Kusura bakmayın ama 12 imam, bilmem kaç hoca, bilmem ne tarikatı, hakikat kapısı, tasavvuf ehli, İslam âlimi, çağa düşen ışık, müjdelenen kişi, hoca efendi hazretleri, bilmem ne efendi, sır sahibi vs. vs. makamları ve düzenleri sizin beyinciğiniz üretiyor. Gerçekten kaçmanın basit bir yöntemi o kadar.

Bu yazıdaki amaç İslam içi çelişkileri ortaya dökmek değil. Zaten bu dinin, hatta semavi dinlerinin hepsi bir çelişki yumağı. Tuttuğunuz yer elinizde kalıyor. Neden? Çünkü bu dinlerin hepsi Ortadoğu din geleneğinden evrilen inançlar dizgesi. Önce nereden geldiği henüz net olarak bilinmeyen, Sami olmayan bir medeniyet olan Sümerler, oradan Babiller, oradan İsrail oğulları, Akadlar, mısırlılar derken her şey ortada. Sümerler ile başlayan Ortadoğu din geleneğinin geldiği son nokta. Çelişkiler yumağı.

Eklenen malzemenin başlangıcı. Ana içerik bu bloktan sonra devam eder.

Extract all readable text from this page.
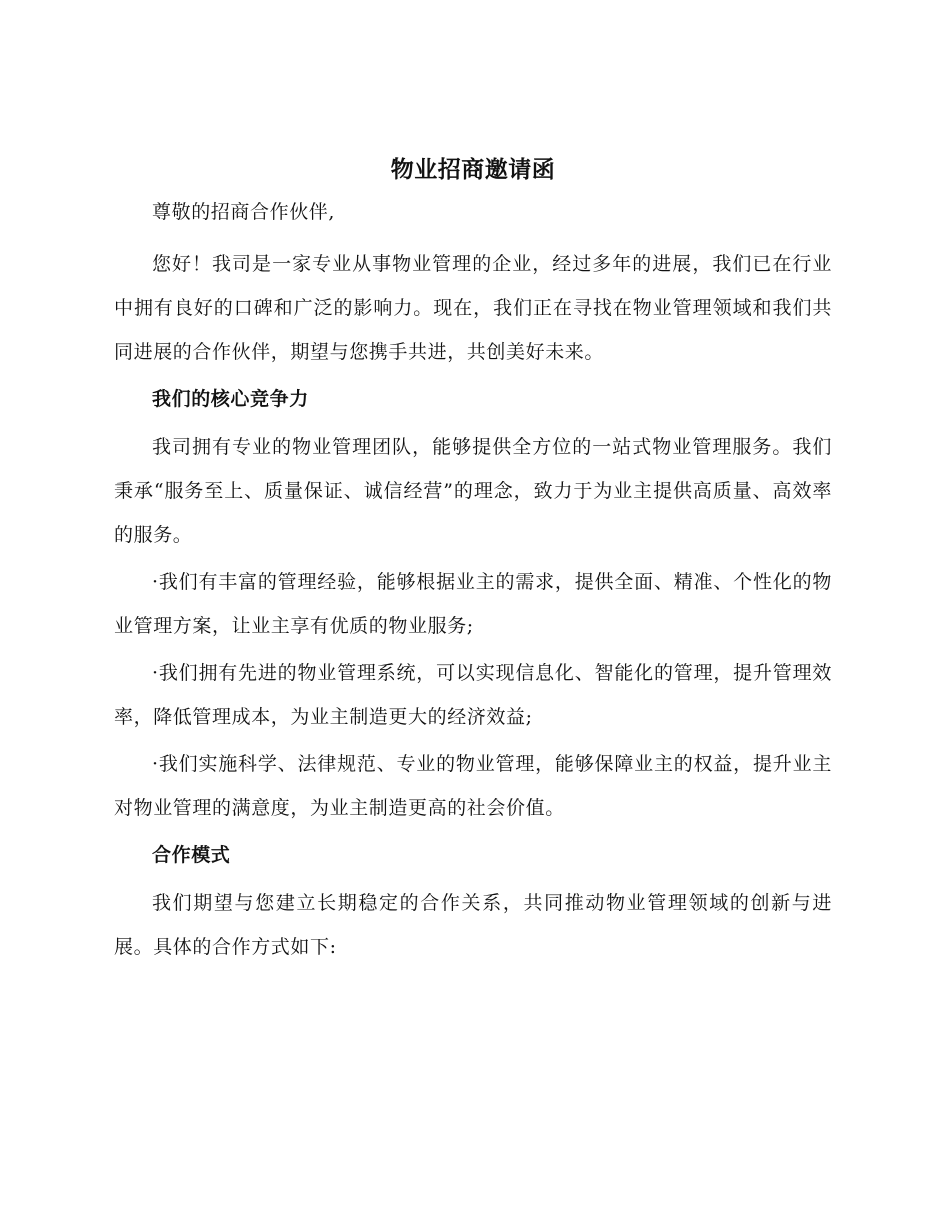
物业招商邀请函

尊敬的招商合作伙伴,

您好！我司是一家专业从事物业管理的企业，经过多年的进展，我们已在行业中拥有良好的口碑和广泛的影响力。现在，我们正在寻找在物业管理领域和我们共同进展的合作伙伴，期望与您携手共进，共创美好未来。

我们的核心竞争力

我司拥有专业的物业管理团队，能够提供全方位的一站式物业管理服务。我们秉承“服务至上、质量保证、诚信经营”的理念，致力于为业主提供高质量、高效率的服务。

·我们有丰富的管理经验，能够根据业主的需求，提供全面、精准、个性化的物业管理方案，让业主享有优质的物业服务;

·我们拥有先进的物业管理系统，可以实现信息化、智能化的管理，提升管理效率，降低管理成本，为业主制造更大的经济效益;

·我们实施科学、法律规范、专业的物业管理，能够保障业主的权益，提升业主对物业管理的满意度，为业主制造更高的社会价值。

合作模式

我们期望与您建立长期稳定的合作关系，共同推动物业管理领域的创新与进展。具体的合作方式如下:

İşte mezheplerin çıkışı da bu noktada başlıyor. Dinlerin kendisi akıl dışı, çelişkili ve kopuk olduğu için insanlar kendi akılları ile izah geliştirmeye çalışıyor ve neticede mezhepler oluşuyor.

Bu mezhepler sözde birbirlerine karşı “ortak bileşenlerden dolayı saygılıyız” mesajı vermeye çalışsalar da aklı biraz çalışan herkes bilir ki bu mezhepler birbirleri ile sıkıntılıdır. İslam’ın ilk dönemlerinde tüm İslam idarecilerinin cinayet ile öldükleri, hatta cinayeti işleyenlerin de Müslüman oldukları tarihsel bilgiler ile sabittir ki bu tarihsel bilgileri “Yahudi ve Hristiyanlar” yazmadı değerli Tatlısu Müslümanı kardeşim. Daha da ileri gidersek Arif TEKİN İslam Peygamberi Muhammed’in ölümünü bile cinayete bağlar ki çok ciddi -ÇÜRÜTÜLEMEYEN- deliller ile kitabında açıklar bu olayı.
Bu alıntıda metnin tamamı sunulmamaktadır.